A petrol attendant counts local bonds notes and coins received from a motorist in Harare, Zimbabwe, November 22, 2018. REUTERS/Philimon Bulawayo/Files
The southern African nation abandoned its own hyperinflation-wrecked currency in 2009 at the height of an economic recession, adopting the greenback and other currencies including sterling and the South African rand.
But without enough hard currency to back up the $10 billion of electronic funds trapped in local bank accounts, businesses and civil servants are demanding payment in cash which can be deposited and used to make payments both inside and outside the country.
Mthuli Ncube told a townhall meeting late on Friday that a new local currency would be introduced in less than twelve months.
“On the issue of raising enough foreign currency to introduce the new currency, we are on our way already, give us months, not years,” he said.
Zimbabwe currently has less than two weeks import cover, according to central bank data, and the government has previously said it would only consider launching a new currency if it had at least six months of reserves.
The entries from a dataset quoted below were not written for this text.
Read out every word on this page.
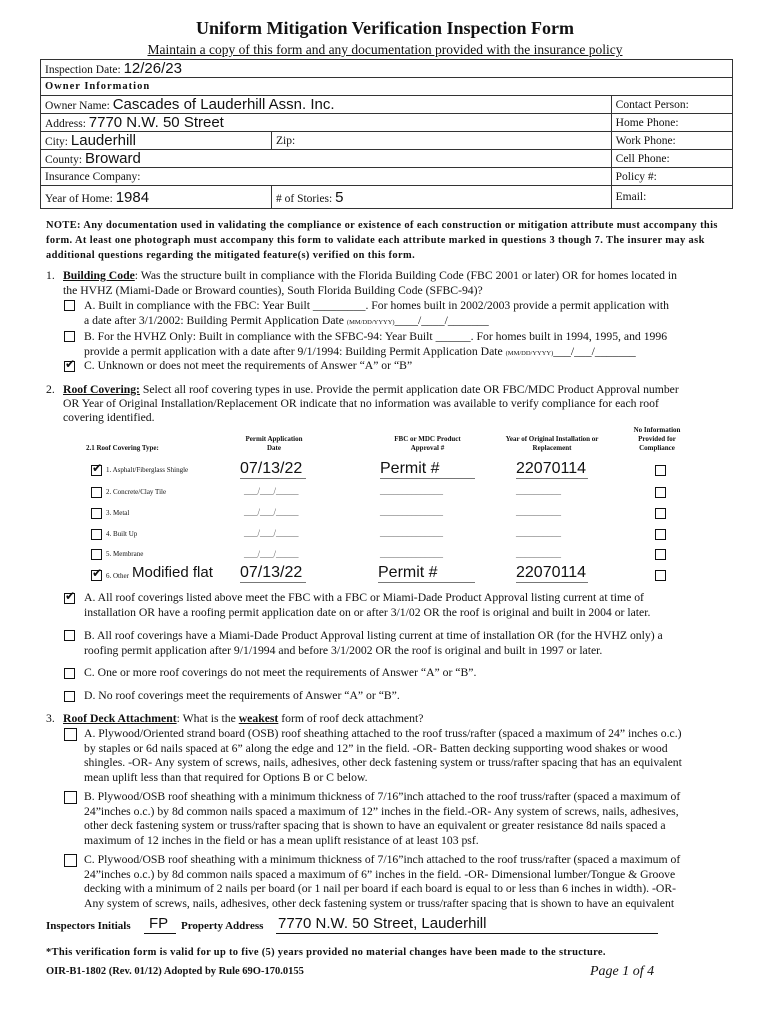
Uniform Mitigation Verification Inspection Form
Maintain a copy of this form and any documentation provided with the insurance policy
Inspection Date: 12/26/23		
Owner Information		
Owner Name: Cascades of Lauderhill Assn. Inc.		Contact Person:
Address: 7770 N.W. 50 Street		Home Phone:
City: Lauderhill	Zip:	Work Phone:
County: Broward		Cell Phone:
Insurance Company:		Policy #:
Year of Home: 1984	# of Stories: 5	Email:
NOTE: Any documentation used in validating the compliance or existence of each construction or mitigation attribute must accompany this form. At least one photograph must accompany this form to validate each attribute marked in questions 3 though 7. The insurer may ask additional questions regarding the mitigated feature(s) verified on this form.
1. Building Code: Was the structure built in compliance with the Florida Building Code (FBC 2001 or later) OR for homes located in
the HVHZ (Miami-Dade or Broward counties), South Florida Building Code (SFBC-94)?
A. Built in compliance with the FBC: Year Built _________. For homes built in 2002/2003 provide a permit application with
a date after 3/1/2002: Building Permit Application Date (MM/DD/YYYY)____/____/_______
B. For the HVHZ Only: Built in compliance with the SFBC-94: Year Built ______. For homes built in 1994, 1995, and 1996
provide a permit application with a date after 9/1/1994: Building Permit Application Date (MM/DD/YYYY)___/___/_______
✔
C. Unknown or does not meet the requirements of Answer “A” or “B”
2. Roof Covering: Select all roof covering types in use. Provide the permit application date OR FBC/MDC Product Approval number
OR Year of Original Installation/Replacement OR indicate that no information was available to verify compliance for each roof
covering identified.
2.1 Roof Covering Type:
Permit Application Date
FBC or MDC Product Approval #
Year of Original Installation or Replacement
No Information Provided for Compliance
✔
1. Asphalt/Fiberglass Shingle	07/13/22	Permit #	22070114
2. Concrete/Clay Tile	___/___/_____	______________	__________
3. Metal	___/___/_____	______________	__________
4. Built Up	___/___/_____	______________	__________
5. Membrane	___/___/_____	______________	__________
✔
6. Other Modified flat 07/13/22	Permit #	22070114
✔
A. All roof coverings listed above meet the FBC with a FBC or Miami-Dade Product Approval listing current at time of
installation OR have a roofing permit application date on or after 3/1/02 OR the roof is original and built in 2004 or later.
B. All roof coverings have a Miami-Dade Product Approval listing current at time of installation OR (for the HVHZ only) a
roofing permit application after 9/1/1994 and before 3/1/2002 OR the roof is original and built in 1997 or later.
C. One or more roof coverings do not meet the requirements of Answer “A” or “B”.
D. No roof coverings meet the requirements of Answer “A” or “B”.
3. Roof Deck Attachment: What is the weakest form of roof deck attachment?
A. Plywood/Oriented strand board (OSB) roof sheathing attached to the roof truss/rafter (spaced a maximum of 24” inches o.c.)
by staples or 6d nails spaced at 6” along the edge and 12” in the field. -OR- Batten decking supporting wood shakes or wood
shingles. -OR- Any system of screws, nails, adhesives, other deck fastening system or truss/rafter spacing that has an equivalent
mean uplift less than that required for Options B or C below.
B. Plywood/OSB roof sheathing with a minimum thickness of 7/16”inch attached to the roof truss/rafter (spaced a maximum of
24”inches o.c.) by 8d common nails spaced a maximum of 12” inches in the field.-OR- Any system of screws, nails, adhesives,
other deck fastening system or truss/rafter spacing that is shown to have an equivalent or greater resistance 8d nails spaced a
maximum of 12 inches in the field or has a mean uplift resistance of at least 103 psf.
C. Plywood/OSB roof sheathing with a minimum thickness of 7/16”inch attached to the roof truss/rafter (spaced a maximum of
24”inches o.c.) by 8d common nails spaced a maximum of 6” inches in the field. -OR- Dimensional lumber/Tongue & Groove
decking with a minimum of 2 nails per board (or 1 nail per board if each board is equal to or less than 6 inches in width). -OR-
Any system of screws, nails, adhesives, other deck fastening system or truss/rafter spacing that is shown to have an equivalent
Inspectors Initials FP Property Address 7770 N.W. 50 Street, Lauderhill
*This verification form is valid for up to five (5) years provided no material changes have been made to the structure.
OIR-B1-1802 (Rev. 01/12) Adopted by Rule 69O-170.0155	Page 1 of 4
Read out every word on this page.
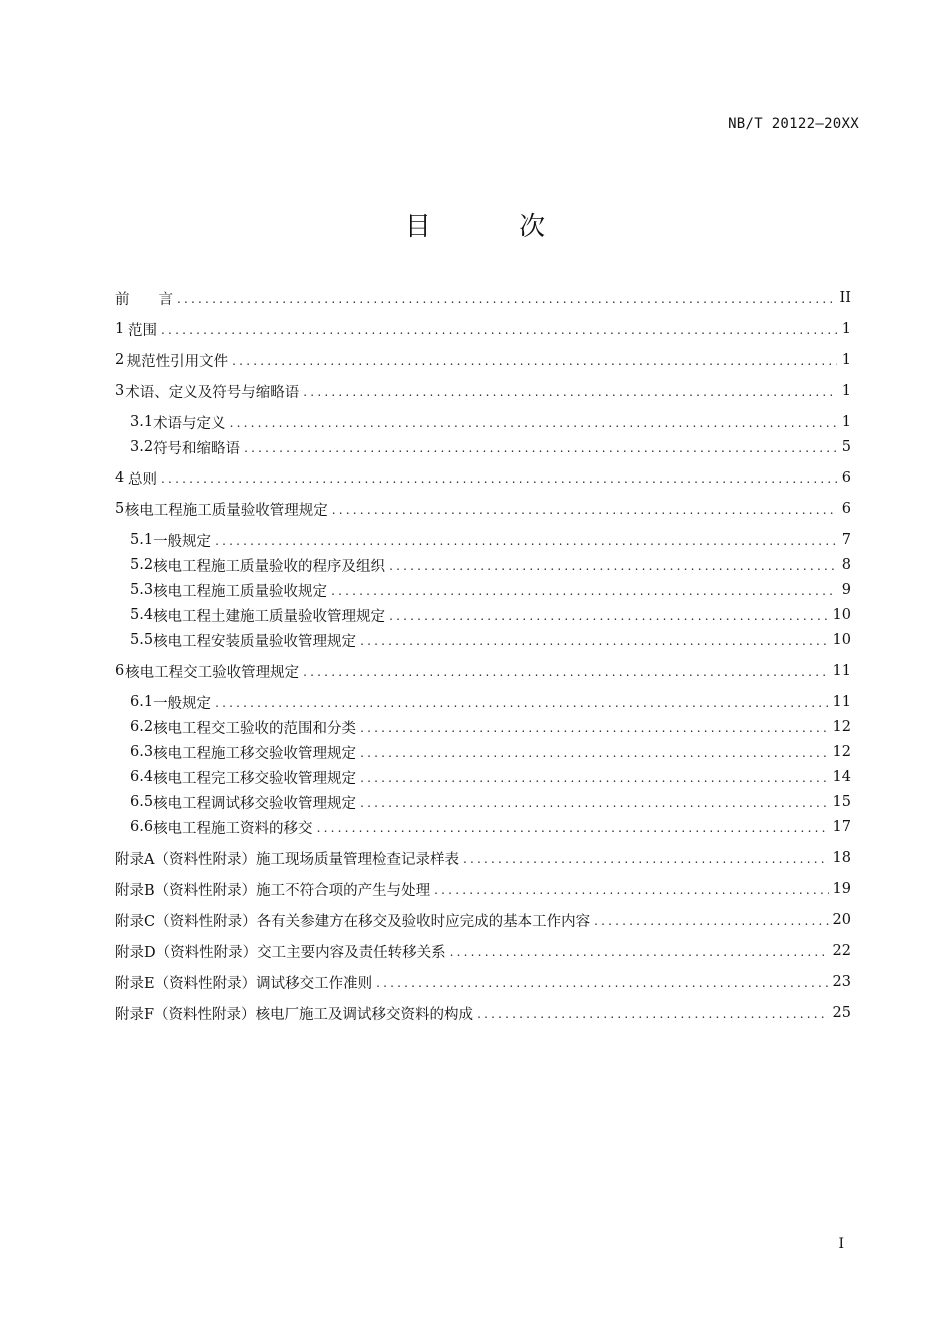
NB/T 20122—20XX
目 次
前　　言 .....	II
1 范围 .....	1
2 规范性引用文件 .....	1
3 术语、定义及符号与缩略语 .....	1
3.1 术语与定义 .....	1
3.2 符号和缩略语 .....	5
4 总则 .....	6
5 核电工程施工质量验收管理规定 .....	6
5.1 一般规定 .....	7
5.2 核电工程施工质量验收的程序及组织 .....	8
5.3 核电工程施工质量验收规定 .....	9
5.4 核电工程土建施工质量验收管理规定 .....	10
5.5 核电工程安装质量验收管理规定 .....	10
6 核电工程交工验收管理规定 .....	11
6.1 一般规定 .....	11
6.2 核电工程交工验收的范围和分类 .....	12
6.3 核电工程施工移交验收管理规定 .....	12
6.4 核电工程完工移交验收管理规定 .....	14
6.5 核电工程调试移交验收管理规定 .....	15
6.6 核电工程施工资料的移交 .....	17
附录A（资料性附录） 施工现场质量管理检查记录样表 .....	18
附录B（资料性附录） 施工不符合项的产生与处理 .....	19
附录C（资料性附录） 各有关参建方在移交及验收时应完成的基本工作内容 .....	20
附录D（资料性附录） 交工主要内容及责任转移关系 .....	22
附录E（资料性附录） 调试移交工作准则 .....	23
附录F（资料性附录） 核电厂施工及调试移交资料的构成 .....	25
I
Locals are haunted by memories of the Zimbabwean dollar, which became worthless as hyperinflation spiralled to reach 500 billion percent in 2008, the highest rate in the world for a country not at war, wiping out pensions and savings.
A surrogate bond note currency introduced in 2016 to stem dollar shortages has also collapsed in value.
President Emmerson Mnangagwa is under pressure to revive the economy but, in something of a vicious circle, the dollar shortages are undermining efforts to win back foreign investors sidelined under his predecessor Robert Mugabe.
With less than $400 million in actual cash in Zimbabwe according to central bank figures, there are fuel shortages and companies are struggling to import raw materials and equipment, forcing them to buy greenback notes on the black market at a premium of up to 370 percent.
The Confederation of Zimbabwe Industries has warned some of its members could stop operating at the end of the month due to the dollar crunch.
Zimbabwe’s iconic manufacturer of cooking oil and soap, Olivine Industries said on Saturday it had suspended production and put workers on indefinite leave because it owed foreign suppliers $11 million.
A local associate of global brewing giant Anheuser-Busch Inbev said this week it would invest more than $120 million of dividends and fees trapped in Zimbabwe into the central bank’s savings bonds.